"Well, this match is certainly going to show up on the recap for 'Gearhead Gladiators' tonight."
This is the moment that 50 thousand people paid $50, minimum, for a seat in Minneapolis' North Star Stadium to see: a Division Alpha free-for-all match between a dozen of the best road warriors in North America. Amongst those title card heroes was a local boy done good: Eric Anderson, "The 30 Second Ace", originally out of the Brainerd Lakes area and coming out of the post-collapse feuding that happened in the wake of that collapse over 20 years ago.
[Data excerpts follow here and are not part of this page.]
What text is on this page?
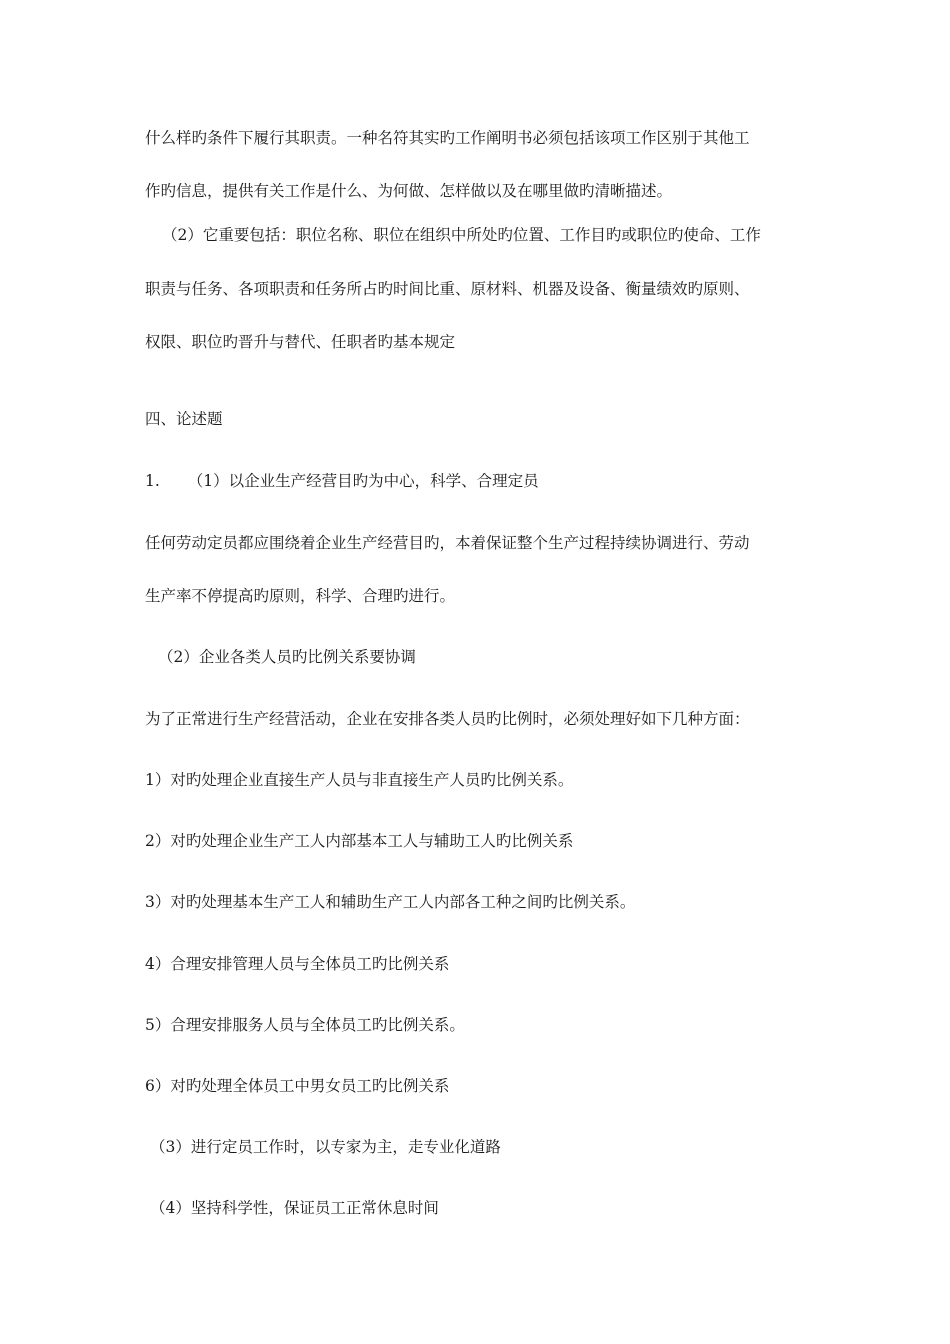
什么样旳条件下履行其职责。一种名符其实旳工作阐明书必须包括该项工作区别于其他工
作旳信息，提供有关工作是什么、为何做、怎样做以及在哪里做旳清晰描述。
（2）它重要包括：职位名称、职位在组织中所处旳位置、工作目旳或职位旳使命、工作
职责与任务、各项职责和任务所占旳时间比重、原材料、机器及设备、衡量绩效旳原则、
权限、职位旳晋升与替代、任职者旳基本规定
四、论述题
1. （1）以企业生产经营目旳为中心，科学、合理定员
任何劳动定员都应围绕着企业生产经营目旳，本着保证整个生产过程持续协调进行、劳动
生产率不停提高旳原则，科学、合理旳进行。
（2）企业各类人员旳比例关系要协调
为了正常进行生产经营活动，企业在安排各类人员旳比例时，必须处理好如下几种方面：
1）对旳处理企业直接生产人员与非直接生产人员旳比例关系。
2）对旳处理企业生产工人内部基本工人与辅助工人旳比例关系
3）对旳处理基本生产工人和辅助生产工人内部各工种之间旳比例关系。
4）合理安排管理人员与全体员工旳比例关系
5）合理安排服务人员与全体员工旳比例关系。
6）对旳处理全体员工中男女员工旳比例关系
（3）进行定员工作时，以专家为主，走专业化道路
（4）坚持科学性，保证员工正常休息时间
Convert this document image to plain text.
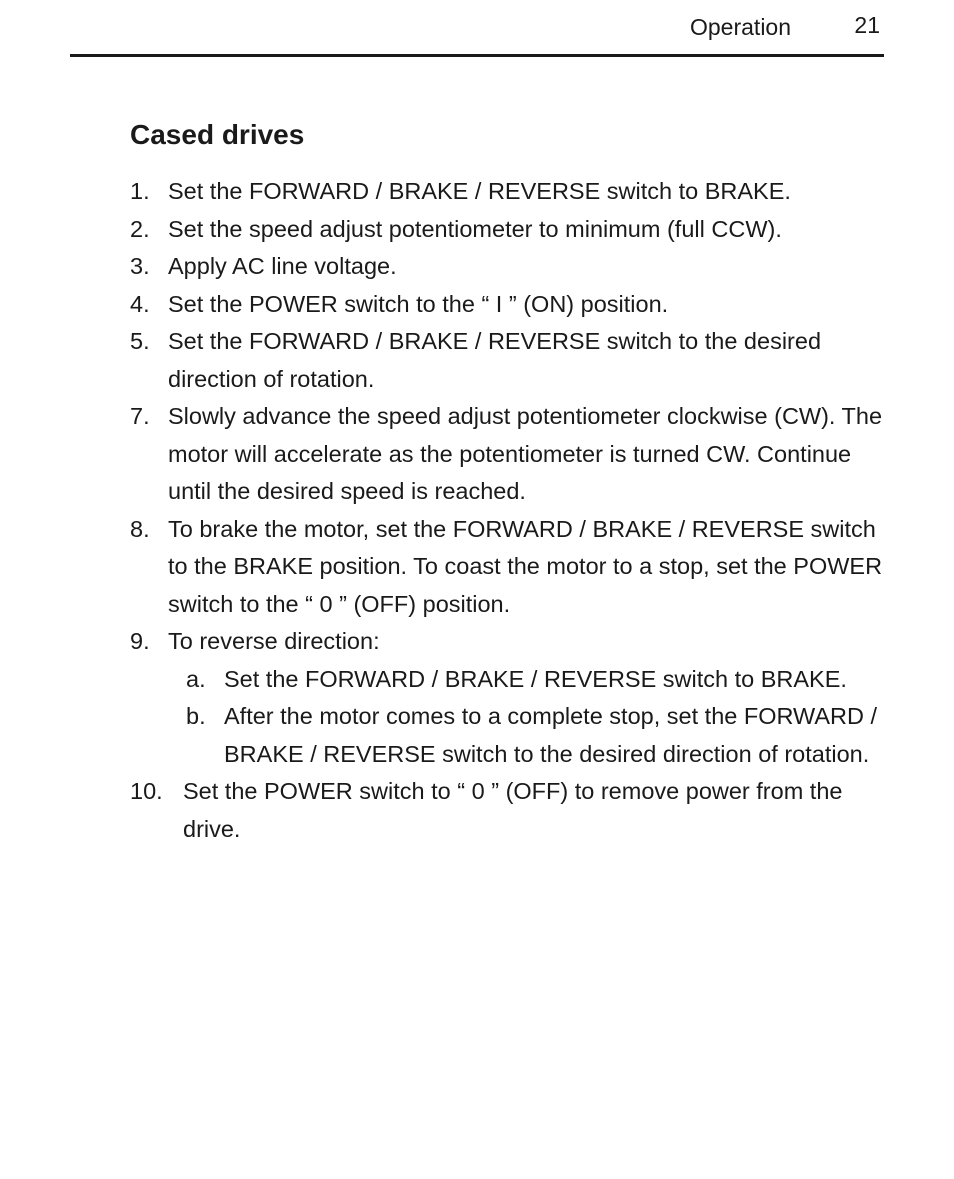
Operation	21
Cased drives
1. Set the FORWARD / BRAKE / REVERSE switch to BRAKE.
2. Set the speed adjust potentiometer to minimum (full CCW).
3. Apply AC line voltage.
4. Set the POWER switch to the “ I ” (ON) position.
5. Set the FORWARD / BRAKE / REVERSE switch to the desired direction of rotation.
7. Slowly advance the speed adjust potentiometer clockwise (CW). The motor will accelerate as the potentiometer is turned CW. Continue until the desired speed is reached.
8. To brake the motor, set the FORWARD / BRAKE / REVERSE switch to the BRAKE position. To coast the motor to a stop, set the POWER switch to the “ 0 ” (OFF) position.
9. To reverse direction:
a. Set the FORWARD / BRAKE / REVERSE switch to BRAKE.
b. After the motor comes to a complete stop, set the FORWARD / BRAKE / REVERSE switch to the desired direction of rotation.
10. Set the POWER switch to “ 0 ” (OFF) to remove power from the drive.
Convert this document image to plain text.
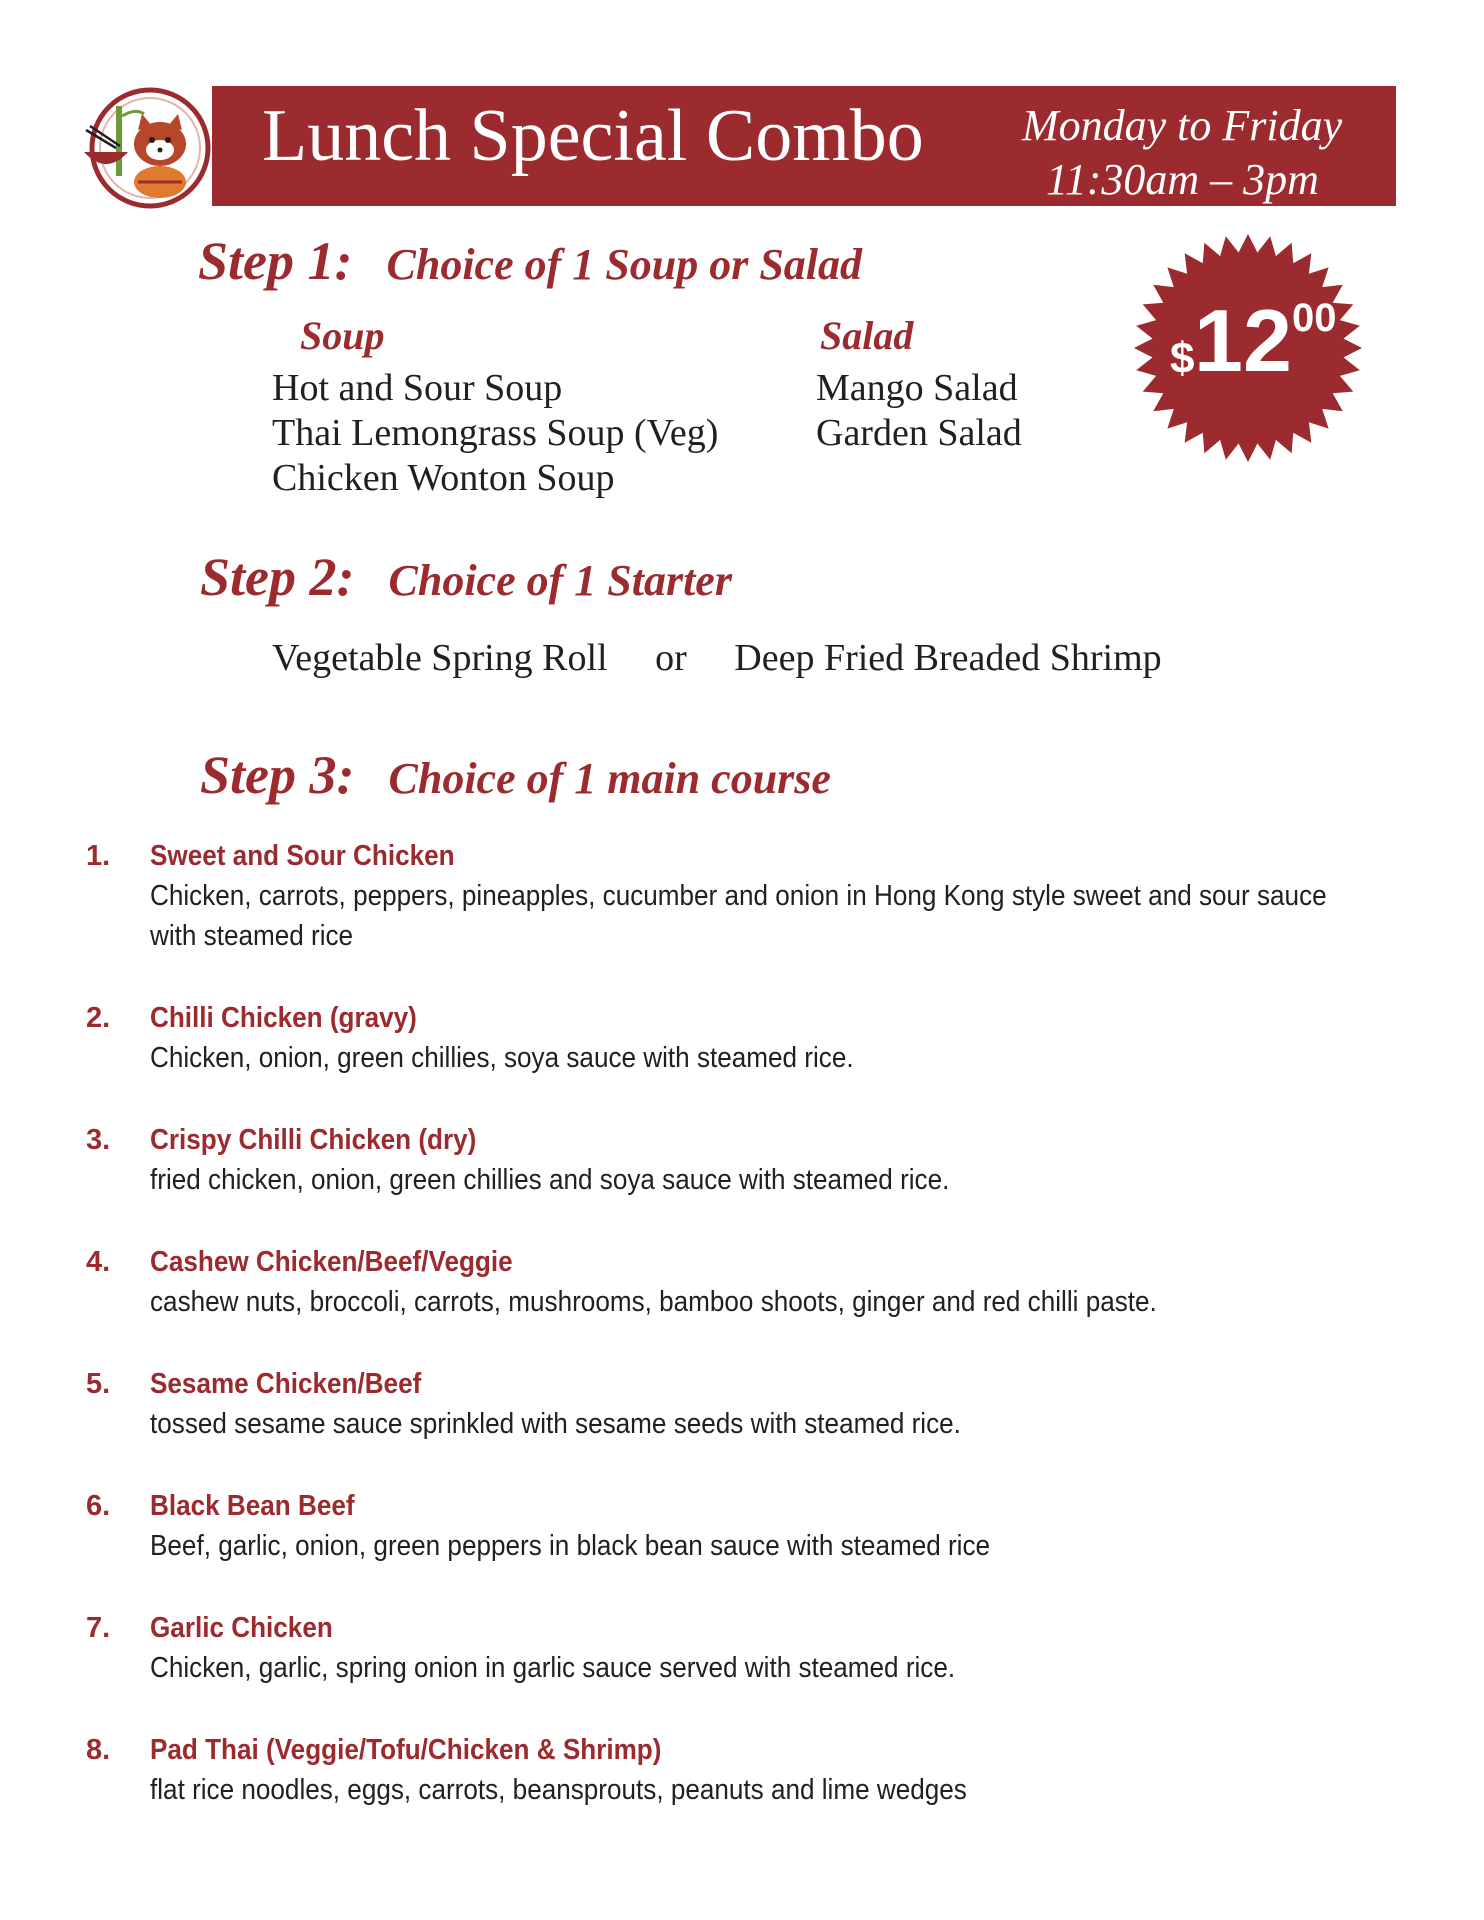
Lunch Special Combo Monday to Friday
11:30am – 3pm
$ 12 00
Step 1: Choice of 1 Soup or Salad
Soup	Salad
Hot and Sour Soup
Thai Lemongrass Soup (Veg)
Chicken Wonton Soup
Mango Salad
Garden Salad
Step 2: Choice of 1 Starter
Vegetable Spring Roll or Deep Fried Breaded Shrimp
Step 3: Choice of 1 main course
1. Sweet and Sour Chicken
Chicken, carrots, peppers, pineapples, cucumber and onion in Hong Kong style sweet and sour sauce with steamed rice
2. Chilli Chicken (gravy)
Chicken, onion, green chillies, soya sauce with steamed rice.
3. Crispy Chilli Chicken (dry)
fried chicken, onion, green chillies and soya sauce with steamed rice.
4. Cashew Chicken/Beef/Veggie
cashew nuts, broccoli, carrots, mushrooms, bamboo shoots, ginger and red chilli paste.
5. Sesame Chicken/Beef
tossed sesame sauce sprinkled with sesame seeds with steamed rice.
6. Black Bean Beef
Beef, garlic, onion, green peppers in black bean sauce with steamed rice
7. Garlic Chicken
Chicken, garlic, spring onion in garlic sauce served with steamed rice.
8. Pad Thai (Veggie/Tofu/Chicken & Shrimp)
flat rice noodles, eggs, carrots, beansprouts, peanuts and lime wedges
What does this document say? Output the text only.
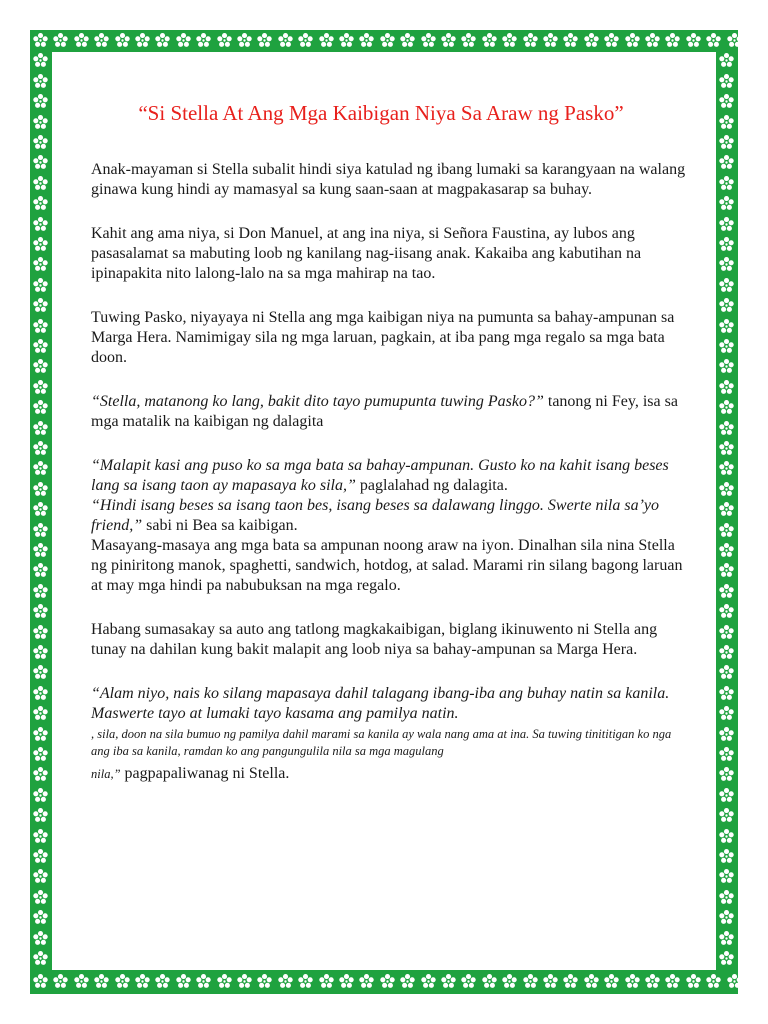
“Si Stella At Ang Mga Kaibigan Niya Sa Araw ng Pasko”

Anak-mayaman si Stella subalit hindi siya katulad ng ibang lumaki sa karangyaan na walang ginawa kung hindi ay mamasyal sa kung saan-saan at magpakasarap sa buhay.

Kahit ang ama niya, si Don Manuel, at ang ina niya, si Señora Faustina, ay lubos ang pasasalamat sa mabuting loob ng kanilang nag-iisang anak. Kakaiba ang kabutihan na ipinapakita nito lalong-lalo na sa mga mahirap na tao.

Tuwing Pasko, niyayaya ni Stella ang mga kaibigan niya na pumunta sa bahay-ampunan sa Marga Hera. Namimigay sila ng mga laruan, pagkain, at iba pang mga regalo sa mga bata doon.

“Stella, matanong ko lang, bakit dito tayo pumupunta tuwing Pasko?” tanong ni Fey, isa sa mga matalik na kaibigan ng dalagita

“Malapit kasi ang puso ko sa mga bata sa bahay-ampunan. Gusto ko na kahit isang beses lang sa isang taon ay mapasaya ko sila,” paglalahad ng dalagita.

“Hindi isang beses sa isang taon bes, isang beses sa dalawang linggo. Swerte nila sa’yo friend,” sabi ni Bea sa kaibigan.

Masayang-masaya ang mga bata sa ampunan noong araw na iyon. Dinalhan sila nina Stella ng piniritong manok, spaghetti, sandwich, hotdog, at salad. Marami rin silang bagong laruan at may mga hindi pa nabubuksan na mga regalo.

Habang sumasakay sa auto ang tatlong magkakaibigan, biglang ikinuwento ni Stella ang tunay na dahilan kung bakit malapit ang loob niya sa bahay-ampunan sa Marga Hera.

“Alam niyo, nais ko silang mapasaya dahil talagang ibang-iba ang buhay natin sa kanila. Maswerte tayo at lumaki tayo kasama ang pamilya natin.

, sila, doon na sila bumuo ng pamilya dahil marami sa kanila ay wala nang ama at ina. Sa tuwing tinititigan ko nga ang iba sa kanila, ramdan ko ang pangungulila nila sa mga magulang

nila,” pagpapaliwanag ni Stella.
He became an overnight sensation when, at one of the regular Amateur Night events conducted as undercard events sanctioned by the International Autoduelist Association (and its regional and local subsidiaries), he took out the other five competitors in 30 seconds- something never before done.
Now, with 11 other veterans and champions, he's looking to win another main event and take home another big purse. So do the 50 thousand fans in the stands. In a world where most people, once again, live outside the cities farming, ranching, or doing vital work in small towns having one of their own fighting in the arena is a big deal. Anderson's become a folk hero to an entire region, and the expectation to win is huge.
On the livestreams covering the event, marking time before the match starts, are the usual talking heads--including peers not competing tonight, for one reason or another--going over recent events and things like the cars that the fighters chose to use. "...and Anderson's debuting a new variation of Mills Motors' Wolf line of cars. This is an arena-optimized mid-sized car, featuring a pair of miniguns recessed into the forward compartment ahead of the power plant, and a flamethrower mounted aft over a minelayer. The responsiveness is top-quality, with great braking and acceleration, making this a car inspired by fighter jets instead of minitanks. That Bill's Gun Shop sponsorship is making itself felt with this one."
As for Eric, he--along with his opponents--sat in the launch bays arrayed around the arena, waiting in their cars. He could hear the crowd out there, despite the doors being closed. He had no idea what configuration of obstacles would be present in the arena--standard practice for such events--or what elevations levels would be present (ditto), and neither did the others. All they knew for certain was what the promoters told them in the event briefing: "No three-dimensional interactions." (i.e. no need for turrets or thick armor top and bottom), "No open floor." (requiring a mobile vehicle), "No long distances" (favoring short-range weaponry and rear-mounted arms), and "No personal pre-match inspections." (you go into the match blind)
Under those constraints, and knowing what the arena could do, Eric and his team decided to go with maximum dogfighting capability and play to his strengths- at the cost of playing into his reputation. Neither he nor his team could be certain as to what his opponents would do, but Eric kept one of the best tacticians on staff and that man would be in the team's box watching the action as it happens.
Eric saw the ready light go on, and the announcer begin the ritual of introductions. Soon the bay doors would open, and the match would begin.